Pasmo de un militar inglés y negativa de un artillero español
El 7 de agosto de 1920 Silvestre se lanza sobre Taffersit y lo conquista. La operación, tan arriesgada como afortunada, tiene un testigo: el general William C. Rudkin, ayudante del rey Jorge V. Rudkin presencia el temerario asalto español y queda pasmado de su providencial desenlace. Las unidades de Silvestre se han desplegado de frente sin importarles el blanco que ofrecen; el ataque, desarrollado casi sin protección de la artillería, deriva en una acometida suicida; y los flancos, expuestos al contragolpe rifeño, logran salvarse por confusión del enemigo.
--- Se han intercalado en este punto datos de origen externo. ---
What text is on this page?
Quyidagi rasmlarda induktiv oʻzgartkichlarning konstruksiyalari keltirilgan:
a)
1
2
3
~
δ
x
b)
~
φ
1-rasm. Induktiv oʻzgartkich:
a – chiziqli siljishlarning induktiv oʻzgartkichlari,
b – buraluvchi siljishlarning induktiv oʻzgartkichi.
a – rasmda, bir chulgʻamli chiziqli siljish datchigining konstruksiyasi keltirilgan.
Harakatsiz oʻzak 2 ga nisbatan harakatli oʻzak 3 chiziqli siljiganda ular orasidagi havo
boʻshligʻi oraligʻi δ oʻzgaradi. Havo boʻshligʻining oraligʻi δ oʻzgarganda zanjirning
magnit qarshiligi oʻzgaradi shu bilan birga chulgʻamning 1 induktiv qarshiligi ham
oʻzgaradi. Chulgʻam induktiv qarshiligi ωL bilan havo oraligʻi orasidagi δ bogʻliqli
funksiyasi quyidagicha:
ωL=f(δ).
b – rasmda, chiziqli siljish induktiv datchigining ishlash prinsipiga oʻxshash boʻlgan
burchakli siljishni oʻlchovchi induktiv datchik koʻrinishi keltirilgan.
Muy impresionado, Rudkin reclama la presencia del general Monteverde, segundo jefe en Melilla. Monteverde había sido miembro de varias comisiones españolas durante la Gran Guerra y hablaba bien el inglés. Llegado Monteverde, Rudkin le pide que traduzca al español lo siguiente: «Si a un general inglés le mandan hacer esto, contesta: Gobierno, hazlo tú; yo no lo hago. Mi cargo está a su disposición; no porque se ventile mi prestigio, que vale poco, sino porque se ventila el prestigio de mi país y, acaso, su porvenir». Y Rudkin, convencido de lo que decía, precisó a Silvestre: «Ha hecho Vd. un verdadero milagro, porque no tenía medios para realizar lo que ha hecho».[158] Cinco meses más tarde, los españoles estaban en Annual.
Por aquel entonces, se había abierto una amplia colecta en Melilla: se quería construir una iglesia para el clero castrense. La idea había partido de la madre de Silvestre, doña Eleuteria, y se repartieron cartas entre los oficiales de la plaza.[159] Uno de éstos, teniente de Artillería, recibió esa petición, fechada el 26 de abril de 1920: le pedían cinco pesetas. El teniente contestó dos días después, manifestando: «No soy de la opinión de que se deba construir una capilla castrense». Para soslayar dudas, terminaba con estas palabras: «Y que, por lo tanto, no puedo contribuir en nada para ese fin. Siempre a su disposición, su affmo. s.s. Diego Flomesta Moya».[160]
Hubo conmoción en Melilla. Cuando la madre del comandante general pide dinero a todos para una obra piadosa, surge un artillero que dice no estar de acuerdo y lo dice por escrito.
Tampoco estaban muy de acuerdo los canteros rifeños cuando empezaron las obras, en las inmediaciones de la plaza de España. Los obreros españoles, que trabajaban en el mismo tajo, quedaban absortos cuando los indígenas, socarrones, musitaban ante ellos esta inquietante metáfora: «Llevarse, llevarse la piedra para hacer mezquita de cristianos, que pronto irán moritos por ella»..[161] Se materializarían tales profecías en los tiempos de Abarrán.